Celeste touched his cheek at once.
"Don't be rude to your guest."
"She was my guest first."
Martin set the bread in the kitchen and walked over to inspect Bramwell with the solemnity of a physician who had no training.
"You look terrible," Martin said, studying him with open satisfaction.
"I was injured," Bramwell replied.
"Yes, but even allowing for that."
Bramwell let out a low groan and dropped his head back against the couch.
"You are embarrassing me."
"Good," Martin said pleasantly. "It's fair repayment for the many years you embarrassed us."
Celeste turned to me with a warm smile.
"When he was eight, he kissed a pebble goodbye before we moved house because he didn't want it to feel abandoned."
Bramwell lifted a finger weakly, "I believed it was quartz."
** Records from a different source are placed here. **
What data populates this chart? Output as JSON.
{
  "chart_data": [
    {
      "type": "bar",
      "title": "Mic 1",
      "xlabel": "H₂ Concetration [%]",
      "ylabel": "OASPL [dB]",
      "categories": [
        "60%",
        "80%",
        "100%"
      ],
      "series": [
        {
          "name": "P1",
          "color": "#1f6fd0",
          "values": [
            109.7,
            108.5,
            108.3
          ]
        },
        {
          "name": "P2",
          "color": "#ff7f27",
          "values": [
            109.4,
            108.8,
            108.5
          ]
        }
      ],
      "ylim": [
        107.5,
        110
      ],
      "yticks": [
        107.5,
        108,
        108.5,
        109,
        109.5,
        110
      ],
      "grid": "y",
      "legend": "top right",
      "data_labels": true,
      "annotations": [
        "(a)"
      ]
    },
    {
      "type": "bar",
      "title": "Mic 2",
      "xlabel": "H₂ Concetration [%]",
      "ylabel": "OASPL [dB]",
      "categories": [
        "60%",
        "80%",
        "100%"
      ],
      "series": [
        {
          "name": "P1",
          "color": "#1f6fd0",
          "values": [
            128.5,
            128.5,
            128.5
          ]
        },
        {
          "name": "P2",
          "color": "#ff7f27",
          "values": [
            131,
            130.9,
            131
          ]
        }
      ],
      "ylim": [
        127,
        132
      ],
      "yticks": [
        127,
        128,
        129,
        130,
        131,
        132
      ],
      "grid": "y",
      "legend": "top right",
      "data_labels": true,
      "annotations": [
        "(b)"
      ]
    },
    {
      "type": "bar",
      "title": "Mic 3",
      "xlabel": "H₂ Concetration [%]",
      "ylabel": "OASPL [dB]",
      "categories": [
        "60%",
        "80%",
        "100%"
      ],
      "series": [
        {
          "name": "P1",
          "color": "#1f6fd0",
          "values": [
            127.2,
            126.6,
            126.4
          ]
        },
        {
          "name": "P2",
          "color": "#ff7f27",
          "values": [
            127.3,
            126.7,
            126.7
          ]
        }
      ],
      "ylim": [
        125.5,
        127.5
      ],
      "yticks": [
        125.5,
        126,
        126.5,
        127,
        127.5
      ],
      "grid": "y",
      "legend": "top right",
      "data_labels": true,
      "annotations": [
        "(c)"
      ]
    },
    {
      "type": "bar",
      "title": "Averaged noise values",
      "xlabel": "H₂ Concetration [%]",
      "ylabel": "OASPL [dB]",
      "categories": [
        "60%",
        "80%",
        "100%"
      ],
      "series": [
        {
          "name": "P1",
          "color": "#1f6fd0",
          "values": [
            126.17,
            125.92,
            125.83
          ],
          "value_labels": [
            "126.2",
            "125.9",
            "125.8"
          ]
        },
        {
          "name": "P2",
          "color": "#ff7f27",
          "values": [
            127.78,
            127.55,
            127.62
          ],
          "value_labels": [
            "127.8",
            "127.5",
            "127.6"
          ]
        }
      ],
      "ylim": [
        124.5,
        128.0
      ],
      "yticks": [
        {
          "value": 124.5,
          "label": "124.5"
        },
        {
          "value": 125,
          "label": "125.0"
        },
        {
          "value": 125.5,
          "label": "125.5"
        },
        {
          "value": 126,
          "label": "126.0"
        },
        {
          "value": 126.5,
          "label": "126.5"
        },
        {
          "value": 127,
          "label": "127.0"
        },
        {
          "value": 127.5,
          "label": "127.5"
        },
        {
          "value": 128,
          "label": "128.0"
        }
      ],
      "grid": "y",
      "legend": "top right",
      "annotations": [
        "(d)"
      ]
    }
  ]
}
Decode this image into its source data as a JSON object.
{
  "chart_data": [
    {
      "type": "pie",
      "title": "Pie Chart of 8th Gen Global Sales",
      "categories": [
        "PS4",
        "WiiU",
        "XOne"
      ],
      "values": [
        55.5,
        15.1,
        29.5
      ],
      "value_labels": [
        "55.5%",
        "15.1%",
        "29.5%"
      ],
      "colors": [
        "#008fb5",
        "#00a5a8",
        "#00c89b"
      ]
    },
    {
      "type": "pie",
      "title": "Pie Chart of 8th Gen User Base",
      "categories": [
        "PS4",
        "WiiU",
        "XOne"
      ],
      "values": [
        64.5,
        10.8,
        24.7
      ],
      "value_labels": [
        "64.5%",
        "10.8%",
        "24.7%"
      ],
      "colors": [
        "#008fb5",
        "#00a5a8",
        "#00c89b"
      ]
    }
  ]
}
"It was gravel," Martin said at once.
Celeste continued as though encouraged, "And at nine he asked for a birthday cake shaped like sedimentary layers."
"Stop it," Bramwell said.
Martin nodded, "Yeah he blew out the candles, then gave a speech on erosion while the other children waited for icing."
Bramwell then looked at me, "I am sorry, I didn't know they were coming. They've just come back from travelling. I suspect they landed, heard I was damaged, and came directly here to supervise my suffering."
"We came because we love you," Celeste said.
"And because your mother would not stop calling airport taxis from the arrivals gate," Martin added.